10.11.12

Grande défaite

(…) J'avais bien choisi Paris pour y écouler le temps de ma paresse. Paris, c'est la fin de tout, c'est la fin du monde. Place de la Concorde on est si exactement occupé par une sensation exquise que toute la déchéance de ce temps qui éclate un peu plus loin devient définitive. La beauté jusqu'ici connue par les hommes n'est plus qu'un souvenir, la beauté un certain équilibre jeune de toutes les forces de l'homme que les collectionneurs de fragments usés ne peuvent concevoir, ne peuvent rassembler dans leurs pauvres têtes. Dans un silence trop cuisant, tout ce charme de la rue Royale c'est sur une vieille femme l'onde de jeunesse brisée en mille rides dont chacune est cette grande défaite qui corrompt tout jusqu'au fond de notre cœur.
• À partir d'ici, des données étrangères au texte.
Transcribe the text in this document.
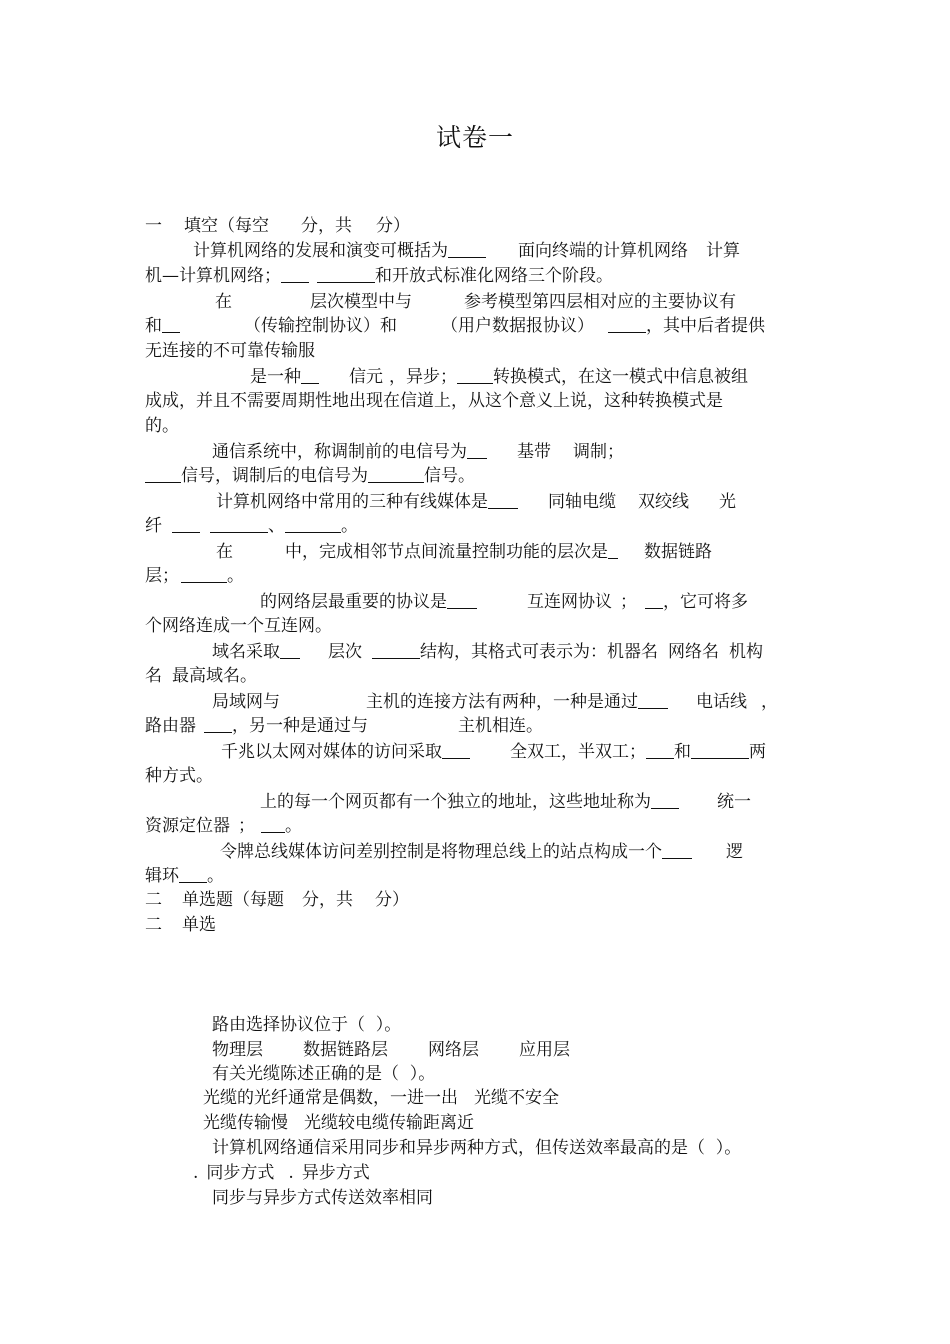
试卷一
一 填空（每空 分，共 分）
计算机网络的发展和演变可概括为	面向终端的计算机网络 计算
机—计算机网络；	和开放式标准化网络三个阶段。
在	层次模型中与	参考模型第四层相对应的主要协议有
和	（传输控制协议）和	（用户数据报协议）	，其中后者提供
无连接的不可靠传输服
是一种	信元 ，异步； 转换模式，在这一模式中信息被组
成成，并且不需要周期性地出现在信道上，从这个意义上说，这种转换模式是
的。
通信系统中，称调制前的电信号为	基带 调制；
信号，调制后的电信号为	信号。
计算机网络中常用的三种有线媒体是	同轴电缆 双绞线 光
纤	、	。
在	中，完成相邻节点间流量控制功能的层次是 数据链路
层；	。
的网络层最重要的协议是	互连网协议 ； ，它可将多
个网络连成一个互连网。
域名采取	层次	结构，其格式可表示为：机器名 网络名 机构
名 最高域名。
局域网与	主机的连接方法有两种，一种是通过	电话线 ，
路由器 ，另一种是通过与	主机相连。
千兆以太网对媒体的访问采取	全双工，半双工； 和	两
种方式。
上的每一个网页都有一个独立的地址，这些地址称为	统一
资源定位器 ； 。
令牌总线媒体访问差别控制是将物理总线上的站点构成一个	逻
辑环 。
二 单选题（每题 分，共 分）
二 单选
路由选择协议位于（  ）。
物理层 数据链路层 网络层 应用层
有关光缆陈述正确的是（  ）。
光缆的光纤通常是偶数，一进一出 光缆不安全
光缆传输慢 光缆较电缆传输距离近
计算机网络通信采用同步和异步两种方式，但传送效率最高的是（  ）。
. 同步方式 . 异步方式
同步与异步方式传送效率相同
Et quand on s'est promené, au moment de sa jeunesse, dans Paris, les mains nues, il vous reste entre les doigts une limaille subtile de grâce qui fait qu'on ne peut plus les serrer comme un poing barbare et qui fracasse. Cette unique Venise de cinq heures d'hiver sous la pluie, dernier point du monde où l'on crée encore selon le vieux sens divin de la création. On fait encore là quelques tableaux et quelques robes. C'est pourquoi aussi c'est le point de la pire pourriture, de la pire sénilité, de la pire solitude, car, leurrée par ces derniers mouvements d'un art condamné, détournée par une nostalgie trop fine, ici fléchit et flanche la seule énergie que puisse nourrir cette époque : une énergie de destruction. (…)

Drieu La Rochelle, Le jeune Européen, 1927.